In the film, Mitzi drives her children into the eye of a tornado, dances in a translucent nightgown in front of a campfire and goes to extensive lengths to help her young son recreate a train crash from the movie “The Greatest Show on Earth” because she understands that’s what he needs to do so he won’t be afraid of it. She also has a secret passion for her husband’s best friend, Bennie (Seth Rogen).
“For me, when I read it, I never judged her,” Williams said. “I just saw, wow, they’ve really let this person breathe. When you live a liberated life, you give that gift to your children passively. It’s not even a lesson you have to teach them.”

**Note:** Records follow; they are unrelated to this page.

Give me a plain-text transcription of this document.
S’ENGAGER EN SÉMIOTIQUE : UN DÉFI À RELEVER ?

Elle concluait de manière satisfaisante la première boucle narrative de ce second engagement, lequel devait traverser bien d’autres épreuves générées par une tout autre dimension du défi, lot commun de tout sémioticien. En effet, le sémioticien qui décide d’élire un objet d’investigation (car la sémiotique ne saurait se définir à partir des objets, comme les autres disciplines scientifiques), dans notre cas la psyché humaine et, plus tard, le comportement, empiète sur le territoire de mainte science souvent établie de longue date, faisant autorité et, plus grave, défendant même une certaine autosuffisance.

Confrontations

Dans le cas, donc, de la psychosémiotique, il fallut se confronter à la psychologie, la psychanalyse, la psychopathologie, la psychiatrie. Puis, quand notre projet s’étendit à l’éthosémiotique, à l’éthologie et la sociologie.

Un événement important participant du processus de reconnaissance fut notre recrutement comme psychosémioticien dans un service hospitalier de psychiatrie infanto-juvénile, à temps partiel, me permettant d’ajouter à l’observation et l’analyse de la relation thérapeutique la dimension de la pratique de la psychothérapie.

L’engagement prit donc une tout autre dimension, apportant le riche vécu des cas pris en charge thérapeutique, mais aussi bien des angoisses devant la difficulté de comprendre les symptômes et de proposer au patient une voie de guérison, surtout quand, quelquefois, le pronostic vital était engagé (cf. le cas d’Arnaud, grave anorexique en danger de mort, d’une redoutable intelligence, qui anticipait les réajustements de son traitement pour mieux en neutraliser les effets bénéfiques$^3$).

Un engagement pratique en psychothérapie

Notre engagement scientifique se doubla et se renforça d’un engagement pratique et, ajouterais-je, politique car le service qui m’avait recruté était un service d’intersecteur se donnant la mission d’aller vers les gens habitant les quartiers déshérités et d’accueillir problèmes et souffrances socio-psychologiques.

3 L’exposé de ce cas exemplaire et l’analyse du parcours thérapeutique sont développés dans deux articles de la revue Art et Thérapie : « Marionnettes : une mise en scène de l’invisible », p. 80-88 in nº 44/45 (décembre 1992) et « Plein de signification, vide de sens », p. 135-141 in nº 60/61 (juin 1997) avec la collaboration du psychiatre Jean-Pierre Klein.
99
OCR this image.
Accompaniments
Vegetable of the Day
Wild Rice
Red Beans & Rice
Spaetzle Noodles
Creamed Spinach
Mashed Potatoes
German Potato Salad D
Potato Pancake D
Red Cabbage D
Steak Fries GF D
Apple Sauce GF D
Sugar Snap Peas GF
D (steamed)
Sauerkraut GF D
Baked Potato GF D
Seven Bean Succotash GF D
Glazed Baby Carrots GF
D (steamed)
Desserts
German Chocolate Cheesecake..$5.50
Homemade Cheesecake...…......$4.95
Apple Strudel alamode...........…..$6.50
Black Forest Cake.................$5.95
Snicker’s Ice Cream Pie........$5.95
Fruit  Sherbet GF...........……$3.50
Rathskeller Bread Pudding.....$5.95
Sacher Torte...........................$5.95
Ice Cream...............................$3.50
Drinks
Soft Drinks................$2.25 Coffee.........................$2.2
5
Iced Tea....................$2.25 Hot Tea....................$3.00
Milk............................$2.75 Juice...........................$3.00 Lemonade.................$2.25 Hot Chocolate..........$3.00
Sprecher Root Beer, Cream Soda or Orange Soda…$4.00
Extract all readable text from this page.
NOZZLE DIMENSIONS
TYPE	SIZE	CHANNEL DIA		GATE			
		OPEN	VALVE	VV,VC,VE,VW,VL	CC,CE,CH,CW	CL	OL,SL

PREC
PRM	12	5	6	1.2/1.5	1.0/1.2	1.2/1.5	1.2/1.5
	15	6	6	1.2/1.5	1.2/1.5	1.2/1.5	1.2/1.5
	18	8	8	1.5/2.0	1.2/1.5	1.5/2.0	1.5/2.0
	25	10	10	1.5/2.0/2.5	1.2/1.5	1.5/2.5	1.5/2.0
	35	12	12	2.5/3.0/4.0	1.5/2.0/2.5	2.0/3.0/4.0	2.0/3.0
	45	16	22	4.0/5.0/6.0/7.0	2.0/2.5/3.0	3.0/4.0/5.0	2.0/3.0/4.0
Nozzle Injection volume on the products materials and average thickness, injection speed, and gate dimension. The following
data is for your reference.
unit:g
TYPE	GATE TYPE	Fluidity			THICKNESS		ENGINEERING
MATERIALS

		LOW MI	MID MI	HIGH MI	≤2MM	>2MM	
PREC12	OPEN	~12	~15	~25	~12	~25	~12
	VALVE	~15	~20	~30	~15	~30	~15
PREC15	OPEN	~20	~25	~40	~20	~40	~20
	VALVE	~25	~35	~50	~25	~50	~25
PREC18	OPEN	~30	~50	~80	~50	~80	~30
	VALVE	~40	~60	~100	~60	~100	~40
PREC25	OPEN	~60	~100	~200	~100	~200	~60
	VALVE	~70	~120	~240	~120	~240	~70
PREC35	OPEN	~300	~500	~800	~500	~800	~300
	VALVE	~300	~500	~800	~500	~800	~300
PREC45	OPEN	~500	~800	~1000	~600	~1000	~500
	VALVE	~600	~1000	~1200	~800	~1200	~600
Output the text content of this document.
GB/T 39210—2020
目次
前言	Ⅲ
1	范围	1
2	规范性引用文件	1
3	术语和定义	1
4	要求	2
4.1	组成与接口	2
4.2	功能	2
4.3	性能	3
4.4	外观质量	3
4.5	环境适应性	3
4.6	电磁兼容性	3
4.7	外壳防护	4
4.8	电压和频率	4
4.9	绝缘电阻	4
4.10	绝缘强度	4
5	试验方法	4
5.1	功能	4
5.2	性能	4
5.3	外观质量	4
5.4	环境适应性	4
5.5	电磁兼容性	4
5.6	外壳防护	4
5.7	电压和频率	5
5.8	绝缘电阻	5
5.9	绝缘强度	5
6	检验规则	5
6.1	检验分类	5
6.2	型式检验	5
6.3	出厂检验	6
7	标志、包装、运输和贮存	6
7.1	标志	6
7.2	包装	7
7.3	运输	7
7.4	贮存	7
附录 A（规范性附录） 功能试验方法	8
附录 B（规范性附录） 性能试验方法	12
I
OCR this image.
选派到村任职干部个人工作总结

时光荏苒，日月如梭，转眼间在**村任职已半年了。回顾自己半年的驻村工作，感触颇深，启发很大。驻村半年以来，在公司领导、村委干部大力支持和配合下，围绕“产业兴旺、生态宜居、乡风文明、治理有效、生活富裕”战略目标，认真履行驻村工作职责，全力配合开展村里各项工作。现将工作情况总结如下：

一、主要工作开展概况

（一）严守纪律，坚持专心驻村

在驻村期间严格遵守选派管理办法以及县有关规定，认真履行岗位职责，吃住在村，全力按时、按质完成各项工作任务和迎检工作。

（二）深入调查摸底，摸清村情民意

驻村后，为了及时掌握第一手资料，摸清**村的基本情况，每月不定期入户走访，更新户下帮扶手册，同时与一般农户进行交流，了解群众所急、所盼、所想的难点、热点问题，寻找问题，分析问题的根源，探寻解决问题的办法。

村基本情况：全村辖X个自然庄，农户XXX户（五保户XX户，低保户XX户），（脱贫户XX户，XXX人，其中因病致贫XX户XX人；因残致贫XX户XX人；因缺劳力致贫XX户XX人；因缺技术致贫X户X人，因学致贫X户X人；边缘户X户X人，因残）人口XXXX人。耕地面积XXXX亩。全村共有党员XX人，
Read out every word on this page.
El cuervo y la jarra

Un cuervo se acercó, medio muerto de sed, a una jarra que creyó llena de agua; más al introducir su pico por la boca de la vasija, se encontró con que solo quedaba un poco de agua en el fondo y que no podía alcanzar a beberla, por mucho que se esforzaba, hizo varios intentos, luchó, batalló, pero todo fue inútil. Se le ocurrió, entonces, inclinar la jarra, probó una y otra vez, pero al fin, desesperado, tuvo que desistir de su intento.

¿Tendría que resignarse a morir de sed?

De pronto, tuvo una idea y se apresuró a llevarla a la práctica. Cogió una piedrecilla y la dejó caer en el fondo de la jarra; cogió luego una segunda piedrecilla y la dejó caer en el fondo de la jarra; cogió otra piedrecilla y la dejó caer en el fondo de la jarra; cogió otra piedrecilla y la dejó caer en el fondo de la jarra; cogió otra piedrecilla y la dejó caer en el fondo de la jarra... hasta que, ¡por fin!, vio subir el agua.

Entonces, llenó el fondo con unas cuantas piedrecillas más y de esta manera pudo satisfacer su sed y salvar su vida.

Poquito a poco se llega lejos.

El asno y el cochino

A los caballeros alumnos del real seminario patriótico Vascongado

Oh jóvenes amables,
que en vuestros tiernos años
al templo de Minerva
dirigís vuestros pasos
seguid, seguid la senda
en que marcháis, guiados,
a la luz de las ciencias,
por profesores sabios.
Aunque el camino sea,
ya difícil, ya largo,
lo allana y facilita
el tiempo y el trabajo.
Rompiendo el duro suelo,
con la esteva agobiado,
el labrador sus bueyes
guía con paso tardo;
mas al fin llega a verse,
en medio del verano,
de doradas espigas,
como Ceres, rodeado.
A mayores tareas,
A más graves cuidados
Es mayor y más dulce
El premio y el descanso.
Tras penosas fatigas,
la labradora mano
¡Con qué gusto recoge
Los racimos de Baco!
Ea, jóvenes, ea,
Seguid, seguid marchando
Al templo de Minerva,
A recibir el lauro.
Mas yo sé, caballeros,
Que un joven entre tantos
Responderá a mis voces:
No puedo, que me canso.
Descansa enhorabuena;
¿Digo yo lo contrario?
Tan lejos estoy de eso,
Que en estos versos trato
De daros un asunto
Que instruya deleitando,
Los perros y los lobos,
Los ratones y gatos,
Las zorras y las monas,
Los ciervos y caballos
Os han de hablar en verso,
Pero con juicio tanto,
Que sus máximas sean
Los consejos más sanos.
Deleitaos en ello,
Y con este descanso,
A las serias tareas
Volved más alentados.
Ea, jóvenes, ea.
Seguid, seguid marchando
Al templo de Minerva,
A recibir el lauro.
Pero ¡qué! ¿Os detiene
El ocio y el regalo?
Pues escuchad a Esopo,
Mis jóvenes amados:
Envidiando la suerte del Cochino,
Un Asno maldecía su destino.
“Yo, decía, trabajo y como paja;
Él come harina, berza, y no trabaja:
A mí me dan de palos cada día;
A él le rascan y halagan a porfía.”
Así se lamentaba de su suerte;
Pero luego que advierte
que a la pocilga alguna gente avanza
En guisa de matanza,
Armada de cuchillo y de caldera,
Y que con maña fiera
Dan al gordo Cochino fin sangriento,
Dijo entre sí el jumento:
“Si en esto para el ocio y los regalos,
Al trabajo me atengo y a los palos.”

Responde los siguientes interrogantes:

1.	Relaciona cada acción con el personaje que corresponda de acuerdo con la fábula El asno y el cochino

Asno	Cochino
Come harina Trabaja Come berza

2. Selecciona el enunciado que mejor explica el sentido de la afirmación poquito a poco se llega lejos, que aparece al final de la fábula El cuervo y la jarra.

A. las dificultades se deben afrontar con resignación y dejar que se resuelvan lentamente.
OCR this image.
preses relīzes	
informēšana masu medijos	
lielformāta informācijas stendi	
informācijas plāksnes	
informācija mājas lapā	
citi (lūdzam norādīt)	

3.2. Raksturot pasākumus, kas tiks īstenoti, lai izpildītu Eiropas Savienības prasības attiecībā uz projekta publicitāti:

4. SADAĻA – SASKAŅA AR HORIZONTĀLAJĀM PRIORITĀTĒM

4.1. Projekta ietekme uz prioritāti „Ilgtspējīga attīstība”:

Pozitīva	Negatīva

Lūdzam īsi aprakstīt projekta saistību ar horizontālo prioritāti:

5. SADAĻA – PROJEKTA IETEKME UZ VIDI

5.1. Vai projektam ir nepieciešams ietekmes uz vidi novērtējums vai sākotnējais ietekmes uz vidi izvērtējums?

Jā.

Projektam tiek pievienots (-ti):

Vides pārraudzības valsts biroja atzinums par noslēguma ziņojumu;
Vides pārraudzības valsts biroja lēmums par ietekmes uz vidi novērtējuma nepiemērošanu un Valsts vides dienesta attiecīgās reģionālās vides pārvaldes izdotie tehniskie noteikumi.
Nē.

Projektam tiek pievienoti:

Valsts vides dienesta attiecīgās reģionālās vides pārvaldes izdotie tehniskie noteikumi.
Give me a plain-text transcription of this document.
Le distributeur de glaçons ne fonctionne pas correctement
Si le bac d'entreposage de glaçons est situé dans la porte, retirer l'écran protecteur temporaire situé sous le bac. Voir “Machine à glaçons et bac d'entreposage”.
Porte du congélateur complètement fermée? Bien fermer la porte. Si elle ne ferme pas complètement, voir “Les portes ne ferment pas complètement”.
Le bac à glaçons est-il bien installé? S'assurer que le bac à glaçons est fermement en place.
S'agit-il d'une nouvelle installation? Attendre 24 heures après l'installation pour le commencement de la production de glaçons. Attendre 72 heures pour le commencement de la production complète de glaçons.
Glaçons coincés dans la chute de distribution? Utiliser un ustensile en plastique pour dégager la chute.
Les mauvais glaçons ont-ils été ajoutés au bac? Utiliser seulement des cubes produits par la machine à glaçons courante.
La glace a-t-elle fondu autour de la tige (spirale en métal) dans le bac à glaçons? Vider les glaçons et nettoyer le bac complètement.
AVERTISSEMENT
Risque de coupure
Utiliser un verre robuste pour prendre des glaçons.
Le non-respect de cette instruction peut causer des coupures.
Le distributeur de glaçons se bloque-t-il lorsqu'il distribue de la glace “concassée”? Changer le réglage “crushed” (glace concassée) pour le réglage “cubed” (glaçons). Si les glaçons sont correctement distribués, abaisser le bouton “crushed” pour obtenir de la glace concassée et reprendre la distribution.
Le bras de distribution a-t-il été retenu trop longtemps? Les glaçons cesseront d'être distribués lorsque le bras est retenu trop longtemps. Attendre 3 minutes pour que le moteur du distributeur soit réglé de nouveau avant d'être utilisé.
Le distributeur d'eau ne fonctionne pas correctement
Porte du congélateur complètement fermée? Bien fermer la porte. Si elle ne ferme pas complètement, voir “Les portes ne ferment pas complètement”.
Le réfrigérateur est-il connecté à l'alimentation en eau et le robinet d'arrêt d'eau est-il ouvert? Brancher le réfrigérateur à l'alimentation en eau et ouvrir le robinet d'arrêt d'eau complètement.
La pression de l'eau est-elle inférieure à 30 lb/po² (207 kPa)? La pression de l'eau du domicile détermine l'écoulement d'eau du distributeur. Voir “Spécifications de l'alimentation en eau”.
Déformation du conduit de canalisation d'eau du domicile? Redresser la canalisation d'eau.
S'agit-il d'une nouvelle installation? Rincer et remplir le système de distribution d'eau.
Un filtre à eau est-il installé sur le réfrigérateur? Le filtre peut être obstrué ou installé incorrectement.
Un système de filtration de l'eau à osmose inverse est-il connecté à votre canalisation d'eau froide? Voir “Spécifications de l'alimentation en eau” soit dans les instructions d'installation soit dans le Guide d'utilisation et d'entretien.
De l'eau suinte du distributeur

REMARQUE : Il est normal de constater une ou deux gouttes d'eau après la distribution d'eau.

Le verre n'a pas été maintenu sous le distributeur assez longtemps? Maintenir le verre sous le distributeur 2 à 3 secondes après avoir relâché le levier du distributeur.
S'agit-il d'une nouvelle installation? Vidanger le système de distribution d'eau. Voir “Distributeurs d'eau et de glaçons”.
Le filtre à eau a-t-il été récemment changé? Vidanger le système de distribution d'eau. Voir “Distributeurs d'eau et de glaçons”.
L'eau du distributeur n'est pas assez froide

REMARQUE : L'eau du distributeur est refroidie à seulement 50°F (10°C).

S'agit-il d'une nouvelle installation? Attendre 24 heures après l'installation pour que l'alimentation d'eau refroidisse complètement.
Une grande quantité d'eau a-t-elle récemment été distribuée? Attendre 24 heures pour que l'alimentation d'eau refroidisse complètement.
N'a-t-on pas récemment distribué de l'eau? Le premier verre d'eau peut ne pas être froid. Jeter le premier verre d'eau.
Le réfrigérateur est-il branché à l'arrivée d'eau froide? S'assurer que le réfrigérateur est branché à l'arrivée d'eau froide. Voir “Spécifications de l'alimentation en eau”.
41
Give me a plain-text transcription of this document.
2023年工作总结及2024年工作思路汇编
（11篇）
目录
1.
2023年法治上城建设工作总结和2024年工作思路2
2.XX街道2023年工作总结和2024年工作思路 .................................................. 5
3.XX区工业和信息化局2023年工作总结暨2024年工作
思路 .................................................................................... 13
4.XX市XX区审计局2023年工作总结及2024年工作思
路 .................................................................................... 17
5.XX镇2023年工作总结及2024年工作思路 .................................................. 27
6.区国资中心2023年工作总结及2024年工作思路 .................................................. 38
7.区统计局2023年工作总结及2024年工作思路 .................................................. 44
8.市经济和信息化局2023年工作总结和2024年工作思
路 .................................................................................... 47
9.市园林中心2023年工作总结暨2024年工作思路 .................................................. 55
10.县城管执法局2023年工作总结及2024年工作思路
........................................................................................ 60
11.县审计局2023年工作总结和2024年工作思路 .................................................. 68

Once the scope of the movie became clear, she agreed to play her director’s mother. “I have worked my whole life to feel able to say yes and be ready and capable, when that request is made, to say, ‘I can and I will — and let’s go,’” Williams told Variety.
This confidence had to carry her through the making of the movie, especially since Spielberg famously doesn’t like to rehearse.
“That first day that you show up, you just sort of cross your fingers and you hope that your preparation has led you down the right path and that you’re going to hold hands and walk through it together, but you just don’t know,” Williams said. “But it’s also exciting, that feeling.”
She added: “He’s already cut the movie in his head, but you don’t feel like that. Space, freedom, play, invention, anything goes.”
So a new definition of “passion play”?